Yep. I rescued them as they were completely swarmed by the medium Anubias.
Tried the cotton wool and as normal lost my rag with it so they have been superglued to small pebbles
Worked a treat too. Was reading bout superglue and unlike other glues the bonding agent is actually water so you don't have to dry the plant first. Just shake off the excess water and then on went the moist rhizomes. Left to cure for a few minutes and then put them in a pot for a few hours to see if it would hold.
They are already in the tank now so will watch the fish and shrimp carefully. They were in pretty bad shape because of their lack of any light and the shrimp are all over them. Maybe they are stuck
Will see how this works out. Plenty of light so should grow at a reasonable pace compared to where they were on the wood.
let us know how well they do, if they stay stuck and if the poison anything, or any other side effects, i normally use fishing line but end up shouting and swearing at a rock in some futile attempt that it might 'play ball'
Many thanks George. Taken a couple of years being jealous of your ferns to get to this stage. lol
I wouldn't think the superglue would poison anything. If it were the slightest bit dangeous I don't think reefers would be using it. They seem to be the most cautious in the hobby.
This isn't the superglue used to stitch skin though. Its a different type that is used to 'stitch' skin. the type I've used is standard Loctite stuff but there isn't a 'harmful to aquatic life' warning on it which has to be there by law if there is any danger.
No need for such research. just buy the cheapest one that you find in your local supermarket's stationery section.
Superglue bonds when it hits water. This means that when you put superglue on one surface the moment it hits another it will bond. This is because almost everything in the world will have at least some microscopic amounts of moisture on it from the air!!!. It cures from the outside so it is pointless to think something will stick better if you use more. A small amount will cure and harden very quickly.
So use it sparingly. Let is cure for a few hours. If in doubt then leave it a seperate container of fresh water for a period of time.
Mine has been in the tank now since 3 O clockish and the shrimps have been all over it and it is not a graveyard!!!
I don't think you are going to need 20 bottles!!! How many tanks do you have? You will only be using it for initial sticking of things with hard rhizomes like Anubias and ferns.
If you want several then go to Poundland and they sell packs of 5 small throwaways. these are small ones that you use and then chuck away after you've finished. Next time you need to use it you get a fresh one. Good idea because Superglues often are useless a few days after using because they have been exposed to the air (which contains water!!!)
cool good tips there thanks, when glueing, do youput the plant straight back or do you put it into a bucket fully submerged or just the roots submerged?

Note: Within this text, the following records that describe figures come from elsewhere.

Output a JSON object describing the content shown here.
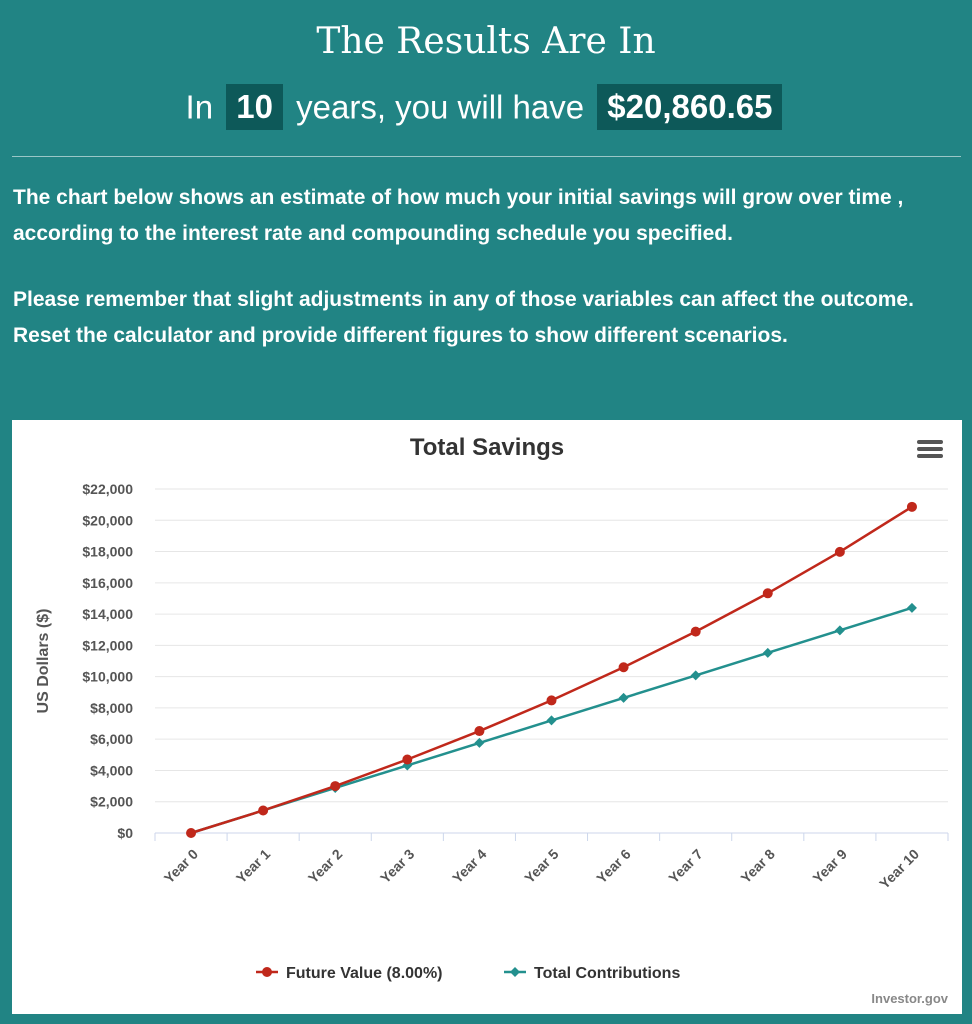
{
  "header": {
    "title": "The Results Are In",
    "prefix": "In",
    "years": "10",
    "middle": "years, you will have",
    "amount": "$20,860.65"
  },
  "description": {
    "paragraph1": "The chart below shows an estimate of how much your initial savings will grow over time , according to the interest rate and compounding schedule you specified.",
    "paragraph2": "Please remember that slight adjustments in any of those variables can affect the outcome. Reset the calculator and provide different figures to show different scenarios."
  },
  "credit": "Investor.gov",
  "colors": {
    "future_value": "#c0281b",
    "total_contributions": "#23908e",
    "background": "#218484"
  },
  "chart_data": {
    "type": "line",
    "title": "Total Savings",
    "ylabel": "US Dollars ($)",
    "xlabel": "",
    "categories": [
      "Year 0",
      "Year 1",
      "Year 2",
      "Year 3",
      "Year 4",
      "Year 5",
      "Year 6",
      "Year 7",
      "Year 8",
      "Year 9",
      "Year 10"
    ],
    "ylim": [
      0,
      22000
    ],
    "yticks": [
      0,
      2000,
      4000,
      6000,
      8000,
      10000,
      12000,
      14000,
      16000,
      18000,
      20000,
      22000
    ],
    "ytick_labels": [
      "$0",
      "$2,000",
      "$4,000",
      "$6,000",
      "$8,000",
      "$10,000",
      "$12,000",
      "$14,000",
      "$16,000",
      "$18,000",
      "$20,000",
      "$22,000"
    ],
    "grid": true,
    "legend_position": "bottom-center",
    "series": [
      {
        "name": "Future Value (8.00%)",
        "marker": "circle",
        "values": [
          0,
          1440,
          3000,
          4700,
          6520,
          8480,
          10600,
          12880,
          15330,
          17980,
          20860.65
        ]
      },
      {
        "name": "Total Contributions",
        "marker": "diamond",
        "values": [
          0,
          1440,
          2880,
          4320,
          5760,
          7200,
          8640,
          10080,
          11520,
          12960,
          14400
        ]
      }
    ]
  }
}
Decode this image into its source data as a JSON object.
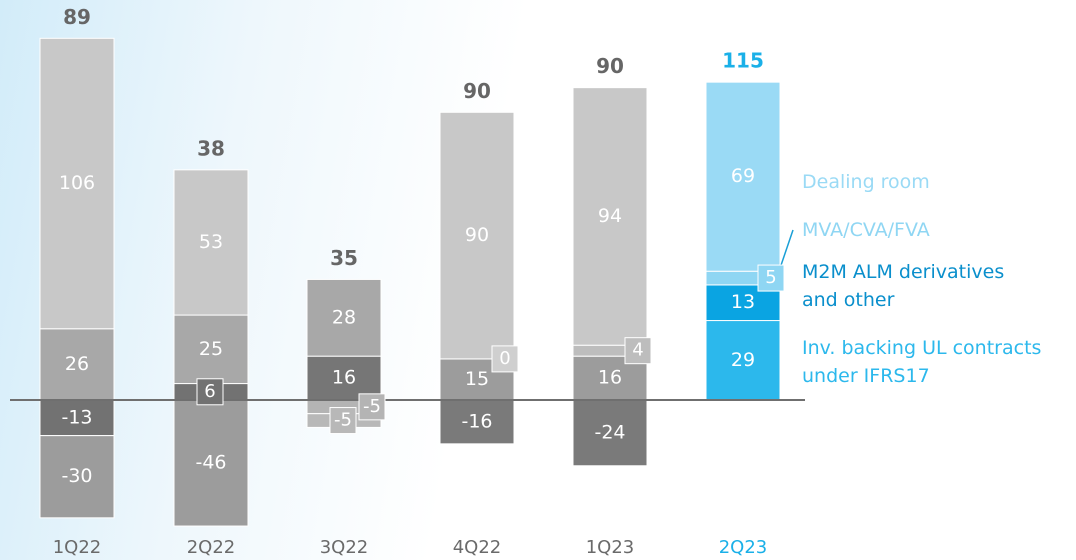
{
  "chart_data": {
    "type": "stacked_bar",
    "categories": [
      "1Q22",
      "2Q22",
      "3Q22",
      "4Q22",
      "1Q23",
      "2Q23"
    ],
    "category_colors": [
      "#6a6a6a",
      "#6a6a6a",
      "#6a6a6a",
      "#6a6a6a",
      "#6a6a6a",
      "#1ab0e8"
    ],
    "totals": [
      89,
      38,
      35,
      90,
      90,
      115
    ],
    "total_colors": [
      "#666666",
      "#666666",
      "#666666",
      "#666666",
      "#666666",
      "#1ab0e8"
    ],
    "series": [
      {
        "name": "Inv. backing UL contracts under IFRS17",
        "values": [
          -30,
          -46,
          -5,
          -16,
          -24,
          29
        ],
        "colors": [
          "#9c9c9c",
          "#9c9c9c",
          "#b8b8b8",
          "#7a7a7a",
          "#7a7a7a",
          "#2cb8ec"
        ]
      },
      {
        "name": "M2M ALM derivatives and other",
        "values": [
          -13,
          6,
          16,
          15,
          16,
          13
        ],
        "colors": [
          "#727272",
          "#727272",
          "#767676",
          "#9c9c9c",
          "#9c9c9c",
          "#0aa4e2"
        ]
      },
      {
        "name": "MVA/CVA/FVA",
        "values": [
          26,
          25,
          -5,
          0,
          4,
          5
        ],
        "colors": [
          "#a8a8a8",
          "#a8a8a8",
          "#b4b4b4",
          "#cfcfcf",
          "#bdbdbd",
          "#8fd6f3"
        ]
      },
      {
        "name": "Dealing room",
        "values": [
          106,
          53,
          28,
          90,
          94,
          69
        ],
        "colors": [
          "#c8c8c8",
          "#c8c8c8",
          "#a8a8a8",
          "#c8c8c8",
          "#c8c8c8",
          "#9adaf5"
        ]
      }
    ]
  }
}
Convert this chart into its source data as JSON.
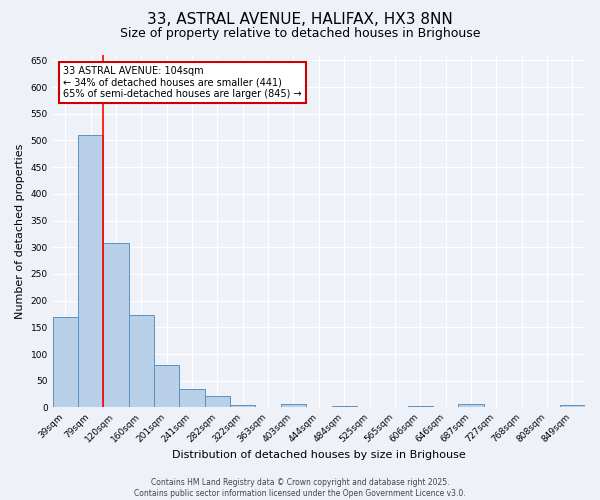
{
  "title": "33, ASTRAL AVENUE, HALIFAX, HX3 8NN",
  "subtitle": "Size of property relative to detached houses in Brighouse",
  "xlabel": "Distribution of detached houses by size in Brighouse",
  "ylabel": "Number of detached properties",
  "categories": [
    "39sqm",
    "79sqm",
    "120sqm",
    "160sqm",
    "201sqm",
    "241sqm",
    "282sqm",
    "322sqm",
    "363sqm",
    "403sqm",
    "444sqm",
    "484sqm",
    "525sqm",
    "565sqm",
    "606sqm",
    "646sqm",
    "687sqm",
    "727sqm",
    "768sqm",
    "808sqm",
    "849sqm"
  ],
  "values": [
    170,
    510,
    308,
    174,
    80,
    34,
    22,
    4,
    0,
    6,
    0,
    2,
    0,
    0,
    2,
    0,
    6,
    0,
    0,
    0,
    5
  ],
  "bar_color": "#b8d0e8",
  "bar_edge_color": "#5a90c0",
  "red_line_x": 1.5,
  "annotation_text": "33 ASTRAL AVENUE: 104sqm\n← 34% of detached houses are smaller (441)\n65% of semi-detached houses are larger (845) →",
  "annotation_box_color": "#ffffff",
  "annotation_box_edge_color": "#cc0000",
  "ylim": [
    0,
    660
  ],
  "yticks": [
    0,
    50,
    100,
    150,
    200,
    250,
    300,
    350,
    400,
    450,
    500,
    550,
    600,
    650
  ],
  "background_color": "#eef2f8",
  "grid_color": "#ffffff",
  "title_fontsize": 11,
  "subtitle_fontsize": 9,
  "axis_fontsize": 8,
  "tick_fontsize": 6.5,
  "footer_text": "Contains HM Land Registry data © Crown copyright and database right 2025.\nContains public sector information licensed under the Open Government Licence v3.0."
}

yeah, thing is pound land is about a 40 minute drive there and back, plus parking costs, plus the time it takes me to walk from the car to the shop about another 15 mins so its quite far, i have 3 tanks but my dad uses lots of superglue anyway as im always breaking stuff
I took the anubias out just before I did a water change. After I'd finished I set about attaching them. they had been out of the tank for about 30 minutes already and I would guess after gluing for a total of an hour or so.
I glued them and let each cure until I could feel it was firm to the stone and then put them into a bowl of water for a few hours to leach out anything that could be on the glue's surface then placed the stones in the tank.
The leaves may die off from drying out too much but they will soon grow new ones. One of the Rhizomes has no leaves on it anyway!!!
I remember Tom Barr posting on TFF maybe as far back a year ago, maybe even longer when there was a 'low light carpeting question'
Anubias Barteri v Nana 'petite' was one of his suggestions then (Can't remember what he called it. lol.)
I had this in my first tank which from my 'beginner's knowledge' was still following low light/high light theories and under the light I had (1WPG T8) it was slow.
Then I suggested it to Saintly the other day in one of his journals because I can see his Anubias are growing fast at which point I thought 'hang on, my Anubias grow fast too'. Put 1+2 together and I got 5 so I thought now I don't believe in low light/high light plants and I know my light is growing plants really well including normal Anubias then surely these will grow at a reasonable rate as long as I bring them out of the shadows and there you go.
In the space of 6 hours they were rescued from under the shadow of other Anubias and ferns that had overgrown them, glued, and in situ in the front of the tank. Another experiment maybe but I am quite confident with this one (aren't I always )
I would guess I rescued about 2 portions at AM size so we shall see over the next month how fast they will grow.
I will get round to some pictures. Maybe later in the week. currently splitting a double glazed window into 2 pieces of glass planning to use 1 as the underside to my 'luminaire' once the LEDs are sorted, then I have to get onto a letter to the airline, threatening to take them to court after refusing to pay any more than flight costs after they left my family and I in Portugal last year. Gonna be a busy week. lol
The plan with the Anubias is that I have put them on 1cm(ish) pebbles just to hold them down. As we know Anubias then stretch their roots down to the substrate and therefore by the time they grow sufficiently they should've anchored themselves.